Juventus memang tengah menjalani proses pembangunan ulang setelah mengalami periode naik turun performa dalam beberapa musim terakhir. Klub asal Turin itu terus berusaha mengembalikan identitas permainan yang kuat sambil melakukan regenerasi skuad dengan kombinasi pemain muda dan senior. Namun dalam sejumlah pertandingan penting, Juventus masih dinilai belum mampu tampil dominan secara konsisten seperti era kejayaan mereka sebelumnya. Luciano Spalletti disebut melihat bahwa tim masih sering kesulitan menjaga tempo permainan dan kehilangan stabilitas ketika menghadapi tekanan tinggi dari lawan. Situasi tersebut dianggap menjadi alasan mengapa Juventus belum sepenuhnya mampu kembali menjadi kekuatan dominan di Eropa.
Selain aspek taktik, Spalletti juga diyakini menyoroti mentalitas dan keberanian bermain yang menurutnya sangat penting dalam sepak bola modern. Ia dikenal sebagai pelatih yang menuntut intensitas tinggi, organisasi permainan rapi, serta transisi cepat dalam menyerang maupun bertahan. Menurut sejumlah pengamat, standar permainan seperti itu memang membutuhkan kedalaman skuad, kedisiplinan tinggi, dan kualitas teknis yang merata di seluruh lini. Juventus saat ini dinilai masih berada dalam tahap mencari keseimbangan terbaik untuk mencapai level tersebut. Meski begitu, banyak pihak percaya klub tetap memiliki fondasi kuat untuk berkembang jika proses pembangunan tim berjalan konsisten.

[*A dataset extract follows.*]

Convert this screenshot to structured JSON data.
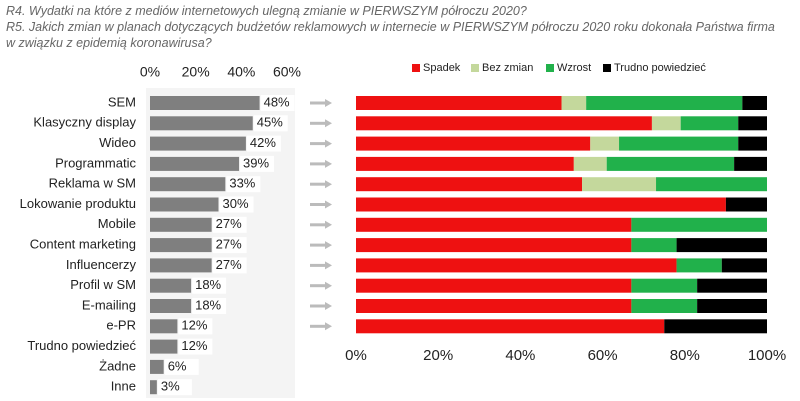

Di sisi lain, kritik Luciano Spalletti juga dipandang sebagai bentuk penghormatan terhadap besarnya ekspektasi yang selalu melekat pada Juventus. Sebagai klub dengan sejarah panjang dan koleksi gelar yang besar, Juventus memang selalu dituntut tampil dominan baik di Serie A maupun kompetisi Eropa. Pendukung klub berharap tim dapat segera menemukan identitas permainan yang lebih agresif dan stabil agar mampu kembali bersaing memperebutkan trofi besar. Bursa transfer musim panas pun diprediksi menjadi momen penting bagi Juventus untuk memperkuat beberapa sektor yang masih dianggap kurang maksimal. Kehadiran pemain baru yang sesuai kebutuhan taktik diyakini dapat membantu tim mencapai level permainan yang lebih tinggi.
Komentar Luciano Spalletti sekaligus menjadi pengingat bahwa persaingan sepak bola modern semakin menuntut standar permainan yang tinggi dan konsisten. Juventus kini berada dalam posisi yang harus membuktikan bahwa mereka mampu kembali menjadi salah satu kekuatan utama Eropa. Dengan kombinasi pengalaman, sejarah besar, dan potensi skuad yang dimiliki, peluang untuk bangkit tentu masih sangat terbuka bagi klub asal Turin tersebut. Namun proses menuju level elite membutuhkan waktu, stabilitas, dan keberanian mengambil keputusan besar dalam pembangunan tim. Musim depan diperkirakan akan menjadi salah satu fase penting yang menentukan arah masa depan Juventus dalam persaingan sepak bola Italia dan Eropa.